The firm lowered its R&D spending 11 percent during the quarter to $66.8 million compared to $74.8 million in the year-ago quarter. It also reduced its SG&A spending about 4 percent to $260.7 million compared to $272.0 million a year earlier.
Hologic ended the quarter with $1.93 billion in cash and cash equivalents.
MacMillan said Hologic has been examining M&A opportunities that could help the firm build its surgery business, and the valuations in that sector may be better for Hologic than those in diagnostics. While the firm is interested also in specialty labs, that business has "a lot of great top-line revenue but a lot of expense and not much profit," he said.
"What we know we're good at is taking existing assets that are on the market and operating them pretty well," MacMillan said. "We don't take on wildly dilutive things just because we have the cash."
The firm's fiscal Q2 revenues are expected to range between $990 million and $1.01 billion.
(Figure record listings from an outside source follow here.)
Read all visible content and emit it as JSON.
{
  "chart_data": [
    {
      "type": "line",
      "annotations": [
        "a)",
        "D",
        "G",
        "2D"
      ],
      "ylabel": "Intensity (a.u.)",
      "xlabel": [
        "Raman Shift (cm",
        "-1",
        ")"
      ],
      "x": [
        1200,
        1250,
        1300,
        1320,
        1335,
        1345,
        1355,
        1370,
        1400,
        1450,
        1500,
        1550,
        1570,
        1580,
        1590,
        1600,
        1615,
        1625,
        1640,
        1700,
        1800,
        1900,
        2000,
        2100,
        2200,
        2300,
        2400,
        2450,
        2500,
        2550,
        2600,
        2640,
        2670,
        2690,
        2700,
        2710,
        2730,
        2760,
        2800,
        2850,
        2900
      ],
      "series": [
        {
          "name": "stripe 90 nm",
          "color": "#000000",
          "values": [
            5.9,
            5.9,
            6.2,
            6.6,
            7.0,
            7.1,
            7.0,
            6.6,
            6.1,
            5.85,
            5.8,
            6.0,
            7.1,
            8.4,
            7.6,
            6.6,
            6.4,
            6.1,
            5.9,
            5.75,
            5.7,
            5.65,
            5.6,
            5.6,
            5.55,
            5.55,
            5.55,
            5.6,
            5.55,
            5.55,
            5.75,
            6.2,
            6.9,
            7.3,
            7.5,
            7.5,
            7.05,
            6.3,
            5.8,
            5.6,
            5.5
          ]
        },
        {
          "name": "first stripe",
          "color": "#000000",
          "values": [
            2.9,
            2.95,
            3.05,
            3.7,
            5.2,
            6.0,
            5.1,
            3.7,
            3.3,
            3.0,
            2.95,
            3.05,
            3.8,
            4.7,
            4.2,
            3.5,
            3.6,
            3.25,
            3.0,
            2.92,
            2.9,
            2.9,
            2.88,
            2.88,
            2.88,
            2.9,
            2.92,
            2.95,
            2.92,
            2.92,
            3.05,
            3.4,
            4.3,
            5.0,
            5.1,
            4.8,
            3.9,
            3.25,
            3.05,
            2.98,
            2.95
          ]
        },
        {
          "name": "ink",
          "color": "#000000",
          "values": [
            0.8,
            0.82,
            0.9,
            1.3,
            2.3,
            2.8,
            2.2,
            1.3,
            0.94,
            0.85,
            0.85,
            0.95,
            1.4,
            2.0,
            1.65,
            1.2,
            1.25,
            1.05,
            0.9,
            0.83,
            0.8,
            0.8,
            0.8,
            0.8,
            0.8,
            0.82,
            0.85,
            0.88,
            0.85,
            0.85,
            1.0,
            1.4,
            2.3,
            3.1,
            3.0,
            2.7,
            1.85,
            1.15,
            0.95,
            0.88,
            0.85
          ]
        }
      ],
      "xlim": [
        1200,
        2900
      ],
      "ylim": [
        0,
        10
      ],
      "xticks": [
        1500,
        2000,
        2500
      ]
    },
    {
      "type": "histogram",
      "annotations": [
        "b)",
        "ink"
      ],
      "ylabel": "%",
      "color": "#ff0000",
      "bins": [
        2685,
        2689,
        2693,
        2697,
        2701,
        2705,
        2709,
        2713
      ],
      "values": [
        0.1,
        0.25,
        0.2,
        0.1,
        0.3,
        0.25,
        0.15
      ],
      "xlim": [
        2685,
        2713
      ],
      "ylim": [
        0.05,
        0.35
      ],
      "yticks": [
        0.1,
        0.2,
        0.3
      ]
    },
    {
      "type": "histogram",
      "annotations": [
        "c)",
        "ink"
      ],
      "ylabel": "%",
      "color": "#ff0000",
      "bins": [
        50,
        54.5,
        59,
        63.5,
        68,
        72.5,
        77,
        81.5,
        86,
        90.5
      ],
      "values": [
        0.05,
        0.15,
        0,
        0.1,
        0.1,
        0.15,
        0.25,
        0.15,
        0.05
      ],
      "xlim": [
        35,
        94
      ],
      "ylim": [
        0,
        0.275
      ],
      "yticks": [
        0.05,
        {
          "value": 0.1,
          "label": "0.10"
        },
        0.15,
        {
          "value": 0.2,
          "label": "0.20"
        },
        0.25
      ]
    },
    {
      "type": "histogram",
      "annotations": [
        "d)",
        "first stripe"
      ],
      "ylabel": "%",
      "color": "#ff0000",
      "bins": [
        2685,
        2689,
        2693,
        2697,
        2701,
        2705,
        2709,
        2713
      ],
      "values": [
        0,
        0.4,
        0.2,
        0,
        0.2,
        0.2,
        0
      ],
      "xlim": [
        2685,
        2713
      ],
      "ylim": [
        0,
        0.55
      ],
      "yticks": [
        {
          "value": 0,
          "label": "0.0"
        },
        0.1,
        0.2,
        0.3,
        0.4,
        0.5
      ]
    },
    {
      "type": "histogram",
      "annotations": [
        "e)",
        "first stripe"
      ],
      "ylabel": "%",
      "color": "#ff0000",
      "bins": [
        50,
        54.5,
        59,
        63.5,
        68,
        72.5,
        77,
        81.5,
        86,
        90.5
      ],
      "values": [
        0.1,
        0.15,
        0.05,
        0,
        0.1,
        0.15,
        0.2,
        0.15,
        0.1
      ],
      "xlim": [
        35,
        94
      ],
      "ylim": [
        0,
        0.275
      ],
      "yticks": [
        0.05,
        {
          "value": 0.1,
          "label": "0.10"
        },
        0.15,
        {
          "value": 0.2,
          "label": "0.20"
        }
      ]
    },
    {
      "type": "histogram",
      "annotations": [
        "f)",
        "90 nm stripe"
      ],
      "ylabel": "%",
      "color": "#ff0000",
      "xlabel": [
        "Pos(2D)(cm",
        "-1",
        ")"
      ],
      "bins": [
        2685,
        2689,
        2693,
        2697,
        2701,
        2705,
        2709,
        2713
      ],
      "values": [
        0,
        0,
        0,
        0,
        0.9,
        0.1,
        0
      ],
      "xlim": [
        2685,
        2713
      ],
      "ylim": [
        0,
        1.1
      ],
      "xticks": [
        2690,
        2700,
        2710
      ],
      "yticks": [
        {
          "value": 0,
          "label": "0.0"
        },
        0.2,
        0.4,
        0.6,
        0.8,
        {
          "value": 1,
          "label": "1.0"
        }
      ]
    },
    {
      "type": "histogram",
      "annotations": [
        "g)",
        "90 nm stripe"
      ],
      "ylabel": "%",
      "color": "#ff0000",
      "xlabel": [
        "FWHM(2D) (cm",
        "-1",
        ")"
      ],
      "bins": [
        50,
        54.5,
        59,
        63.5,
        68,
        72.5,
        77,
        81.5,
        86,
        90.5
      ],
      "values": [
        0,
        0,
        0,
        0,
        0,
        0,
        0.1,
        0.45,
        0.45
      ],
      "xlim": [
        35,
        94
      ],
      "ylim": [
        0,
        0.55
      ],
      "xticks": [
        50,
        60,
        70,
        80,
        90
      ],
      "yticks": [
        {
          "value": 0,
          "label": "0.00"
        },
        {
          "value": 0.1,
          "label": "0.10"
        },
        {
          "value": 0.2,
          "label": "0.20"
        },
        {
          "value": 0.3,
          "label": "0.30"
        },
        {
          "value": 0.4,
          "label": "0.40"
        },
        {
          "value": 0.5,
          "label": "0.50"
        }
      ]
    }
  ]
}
EPS for the quarter is anticipated to be in the range of $.77 to $.82, and the adjusted EPS is expected to be in the range of $.95 to $1.00.
The firm also updated its full fiscal year 2024 guidance to a range of $3.99 billion to $4.07 billion from a prior range of $3.92 billion to $4.02 billion. EPS is expected to be in the range of $3.52 to $3.67 for the year and adjusted EPS is expected to be in the range of $3.97 to $4.12.